• St. Paul Fire & Marine Insurance Company c Valley, 2015 QCCQ 1891
  • January 8, 2016 | Authors: Dionysios Rossi; Graham Walker
  • Law Firm: Borden Ladner Gervais LLP - Vancouver Office
  • In Canadian maritime law, some provincial superior courts and the Federal Court have concurrent jurisdiction. This case is an example of how the courts may tackle the question of which court has jurisdiction over a particular dispute.

    The owner of a yacht (the "insured") had engaged the services of the defendant to transport the yacht from Québec City, Québec to Willsboro Bay Marina, New York, by sailing the yacht to its destination. However, the yacht was grounded during the voyage and sustained damage. The plaintiff, St. Paul Fire & Marine Insurance Company (the "insurer"), had fully indemnified the insured and commenced subrogation proceedings against the defendant.

    In the present application, the defendant asked the Court to dismiss the insurer's action on the basis that the Québec court lacked jurisdiction, as maritime law governs this type of dispute and excludes the application of the Code civil du Québec, RLRQ c C-1991 (the "QC Civil Code"). The Court disagreed, holding that neither section 22 of the Federal Courts Act nor the jurisprudence restricts jurisdiction over maritime law to the Federal Court, so the Québec superior courts have jurisdiction in admiralty. The Court went on to decide that the contract in question was not a contract of carriage within the meaning of Article 2030 of the QC Civil Code, but a service contract.
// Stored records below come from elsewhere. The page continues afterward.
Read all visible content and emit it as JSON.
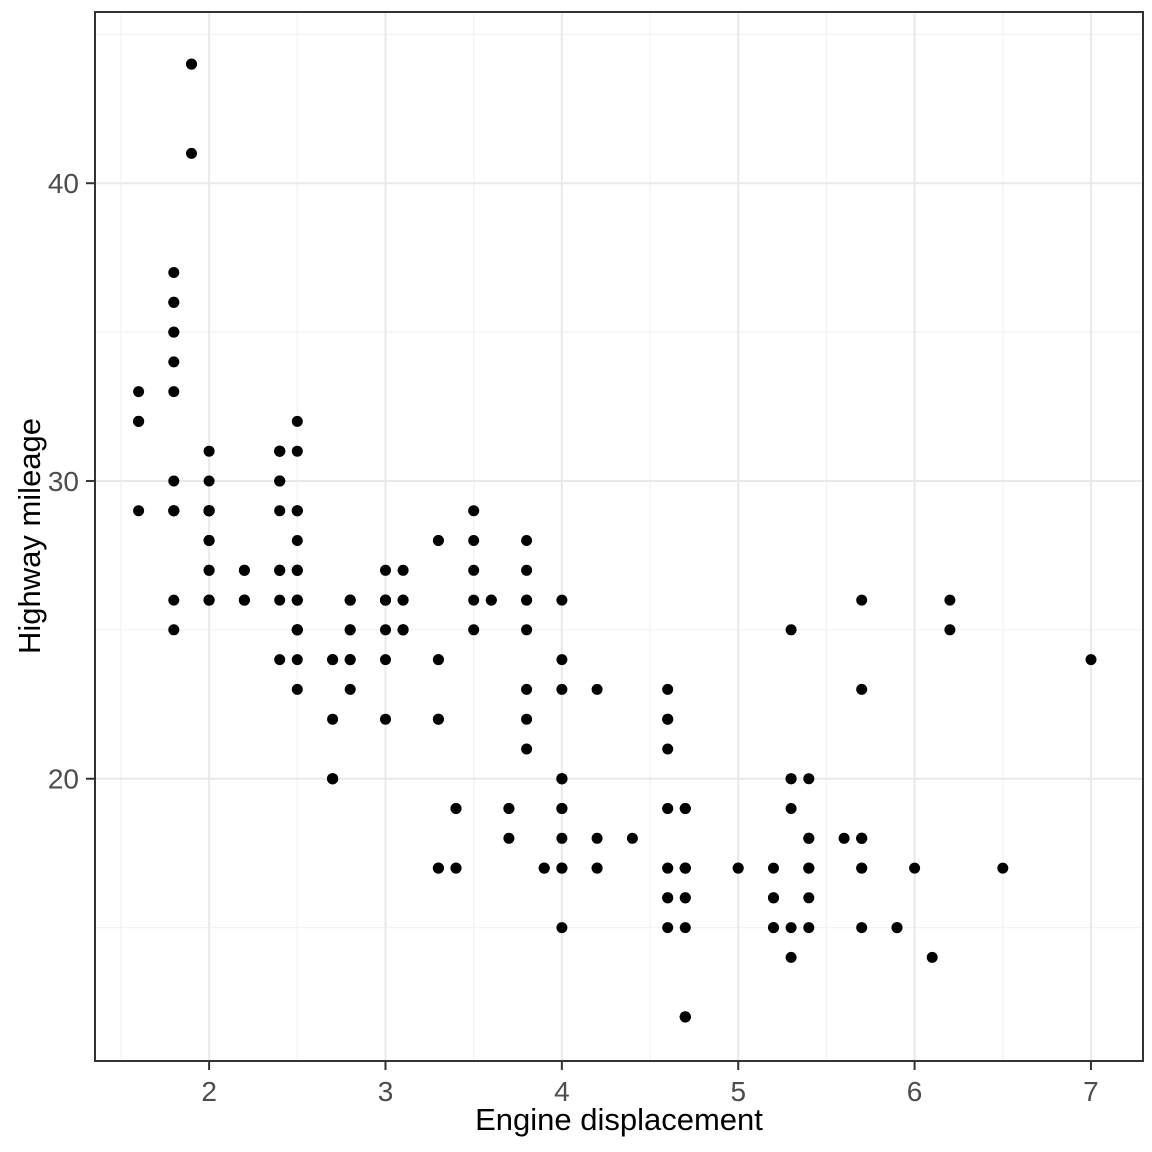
{
  "chart_data": {
    "type": "scatter",
    "title": "",
    "xlabel": "Engine displacement",
    "ylabel": "Highway mileage",
    "xlim": [
      1.353,
      7.295
    ],
    "ylim": [
      10.52,
      45.75
    ],
    "x_ticks": [
      2,
      3,
      4,
      5,
      6,
      7
    ],
    "y_ticks": [
      20,
      30,
      40
    ],
    "x_minor_ticks": [
      1.5,
      2.5,
      3.5,
      4.5,
      5.5,
      6.5
    ],
    "y_minor_ticks": [
      15,
      25,
      35,
      45
    ],
    "grid": true,
    "legend": "none",
    "point_color": "#000000",
    "panel_border_color": "#333333",
    "major_grid_color": "#e9e9e9",
    "minor_grid_color": "#f3f3f3",
    "tick_label_color": "#4d4d4d",
    "points": [
      [
        1.8,
        29
      ],
      [
        1.8,
        29
      ],
      [
        2,
        31
      ],
      [
        2,
        30
      ],
      [
        2.8,
        26
      ],
      [
        2.8,
        26
      ],
      [
        3.1,
        27
      ],
      [
        1.8,
        26
      ],
      [
        1.8,
        25
      ],
      [
        2,
        28
      ],
      [
        2,
        27
      ],
      [
        2.8,
        25
      ],
      [
        2.8,
        25
      ],
      [
        3.1,
        25
      ],
      [
        3.1,
        25
      ],
      [
        2.8,
        24
      ],
      [
        3.1,
        25
      ],
      [
        4.2,
        23
      ],
      [
        5.3,
        20
      ],
      [
        5.3,
        15
      ],
      [
        5.3,
        20
      ],
      [
        5.7,
        17
      ],
      [
        6,
        17
      ],
      [
        5.7,
        26
      ],
      [
        5.7,
        23
      ],
      [
        6.2,
        26
      ],
      [
        6.2,
        25
      ],
      [
        7,
        24
      ],
      [
        5.3,
        19
      ],
      [
        5.3,
        14
      ],
      [
        5.7,
        15
      ],
      [
        6.5,
        17
      ],
      [
        2.4,
        27
      ],
      [
        2.4,
        30
      ],
      [
        3.1,
        26
      ],
      [
        3.5,
        29
      ],
      [
        3.6,
        26
      ],
      [
        2.4,
        24
      ],
      [
        3,
        24
      ],
      [
        3.3,
        22
      ],
      [
        3.3,
        22
      ],
      [
        3.3,
        24
      ],
      [
        3.3,
        24
      ],
      [
        3.3,
        17
      ],
      [
        3.8,
        22
      ],
      [
        3.8,
        21
      ],
      [
        3.8,
        23
      ],
      [
        4,
        23
      ],
      [
        3.7,
        19
      ],
      [
        3.7,
        18
      ],
      [
        3.9,
        17
      ],
      [
        3.9,
        17
      ],
      [
        4.7,
        19
      ],
      [
        4.7,
        19
      ],
      [
        4.7,
        12
      ],
      [
        5.2,
        17
      ],
      [
        5.2,
        15
      ],
      [
        3.9,
        17
      ],
      [
        4.7,
        17
      ],
      [
        4.7,
        12
      ],
      [
        4.7,
        17
      ],
      [
        5.2,
        16
      ],
      [
        5.7,
        18
      ],
      [
        5.9,
        15
      ],
      [
        4.7,
        16
      ],
      [
        4.7,
        12
      ],
      [
        4.7,
        17
      ],
      [
        4.7,
        17
      ],
      [
        4.7,
        16
      ],
      [
        4.7,
        12
      ],
      [
        5.2,
        15
      ],
      [
        5.2,
        16
      ],
      [
        5.7,
        17
      ],
      [
        5.9,
        15
      ],
      [
        4.6,
        17
      ],
      [
        5.4,
        17
      ],
      [
        5.4,
        18
      ],
      [
        4,
        17
      ],
      [
        4,
        19
      ],
      [
        4,
        17
      ],
      [
        4,
        19
      ],
      [
        4.6,
        19
      ],
      [
        5,
        17
      ],
      [
        4.2,
        17
      ],
      [
        4.2,
        17
      ],
      [
        4.6,
        16
      ],
      [
        4.6,
        16
      ],
      [
        4.6,
        17
      ],
      [
        5.4,
        15
      ],
      [
        5.4,
        17
      ],
      [
        3.8,
        26
      ],
      [
        3.8,
        25
      ],
      [
        4,
        26
      ],
      [
        4,
        24
      ],
      [
        4.6,
        21
      ],
      [
        4.6,
        22
      ],
      [
        4.6,
        23
      ],
      [
        4.6,
        22
      ],
      [
        5.4,
        20
      ],
      [
        1.6,
        33
      ],
      [
        1.6,
        32
      ],
      [
        1.6,
        32
      ],
      [
        1.6,
        29
      ],
      [
        1.6,
        32
      ],
      [
        1.8,
        34
      ],
      [
        1.8,
        36
      ],
      [
        1.8,
        36
      ],
      [
        2,
        29
      ],
      [
        2.4,
        26
      ],
      [
        2.4,
        27
      ],
      [
        2.4,
        30
      ],
      [
        2.4,
        31
      ],
      [
        2.5,
        26
      ],
      [
        2.5,
        26
      ],
      [
        3.3,
        28
      ],
      [
        2,
        26
      ],
      [
        2,
        29
      ],
      [
        2,
        28
      ],
      [
        2,
        27
      ],
      [
        2.7,
        24
      ],
      [
        2.7,
        24
      ],
      [
        2.7,
        24
      ],
      [
        3,
        22
      ],
      [
        3.7,
        19
      ],
      [
        4,
        20
      ],
      [
        4.7,
        17
      ],
      [
        4.7,
        12
      ],
      [
        4.7,
        19
      ],
      [
        5.7,
        18
      ],
      [
        6.1,
        14
      ],
      [
        4,
        15
      ],
      [
        4.2,
        18
      ],
      [
        4.4,
        18
      ],
      [
        4.6,
        15
      ],
      [
        5.4,
        17
      ],
      [
        5.4,
        16
      ],
      [
        5.4,
        18
      ],
      [
        4,
        17
      ],
      [
        4,
        19
      ],
      [
        4.6,
        19
      ],
      [
        5,
        17
      ],
      [
        2.4,
        29
      ],
      [
        2.4,
        27
      ],
      [
        2.5,
        31
      ],
      [
        2.5,
        32
      ],
      [
        3.5,
        27
      ],
      [
        3.5,
        26
      ],
      [
        3,
        26
      ],
      [
        3,
        25
      ],
      [
        3.5,
        25
      ],
      [
        3.3,
        17
      ],
      [
        3.3,
        17
      ],
      [
        4,
        20
      ],
      [
        5.6,
        18
      ],
      [
        3.1,
        26
      ],
      [
        3.8,
        26
      ],
      [
        3.8,
        27
      ],
      [
        3.8,
        28
      ],
      [
        5.3,
        25
      ],
      [
        2.5,
        25
      ],
      [
        2.5,
        24
      ],
      [
        2.5,
        27
      ],
      [
        2.5,
        25
      ],
      [
        2.5,
        26
      ],
      [
        2.5,
        23
      ],
      [
        2.2,
        26
      ],
      [
        2.2,
        26
      ],
      [
        2.5,
        26
      ],
      [
        2.5,
        25
      ],
      [
        2.5,
        27
      ],
      [
        2.5,
        25
      ],
      [
        2.5,
        27
      ],
      [
        2.5,
        25
      ],
      [
        2.7,
        20
      ],
      [
        2.7,
        20
      ],
      [
        3.4,
        19
      ],
      [
        3.4,
        17
      ],
      [
        4,
        20
      ],
      [
        4.7,
        17
      ],
      [
        2.2,
        26
      ],
      [
        2.2,
        27
      ],
      [
        2.4,
        30
      ],
      [
        2.4,
        31
      ],
      [
        3,
        26
      ],
      [
        3,
        26
      ],
      [
        3.5,
        28
      ],
      [
        2.2,
        26
      ],
      [
        2.2,
        27
      ],
      [
        2.4,
        31
      ],
      [
        2.4,
        31
      ],
      [
        3,
        26
      ],
      [
        3,
        27
      ],
      [
        3.3,
        28
      ],
      [
        1.8,
        30
      ],
      [
        1.8,
        33
      ],
      [
        1.8,
        35
      ],
      [
        1.8,
        37
      ],
      [
        1.8,
        35
      ],
      [
        4.7,
        15
      ],
      [
        5.7,
        18
      ],
      [
        2.7,
        20
      ],
      [
        2.7,
        20
      ],
      [
        2.7,
        22
      ],
      [
        3.4,
        17
      ],
      [
        3.4,
        19
      ],
      [
        4,
        18
      ],
      [
        4,
        20
      ],
      [
        2,
        29
      ],
      [
        2,
        26
      ],
      [
        2,
        29
      ],
      [
        2,
        29
      ],
      [
        2.8,
        24
      ],
      [
        1.9,
        44
      ],
      [
        2,
        29
      ],
      [
        2,
        26
      ],
      [
        2,
        29
      ],
      [
        2,
        29
      ],
      [
        2.5,
        29
      ],
      [
        2.5,
        29
      ],
      [
        2.8,
        23
      ],
      [
        2.8,
        24
      ],
      [
        1.9,
        44
      ],
      [
        1.9,
        41
      ],
      [
        2,
        29
      ],
      [
        2,
        26
      ],
      [
        2.5,
        28
      ],
      [
        2.5,
        29
      ],
      [
        1.8,
        29
      ],
      [
        1.8,
        29
      ],
      [
        2,
        28
      ],
      [
        2,
        29
      ],
      [
        2.8,
        26
      ],
      [
        2.8,
        26
      ],
      [
        3.6,
        26
      ]
    ]
  }
}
    Therefore, the Court dismissed the defendant's argument that the claim ought to be dismissed because no notice of claim was provided within 60 days of delivery (as required by Article 2050 of the Code civil du Québec), because this requirement only applies for actions against carriers. The Court noted in obiter that the notice is not required where, as in the present case, the carrier is the one who notifies the property owner about the damage.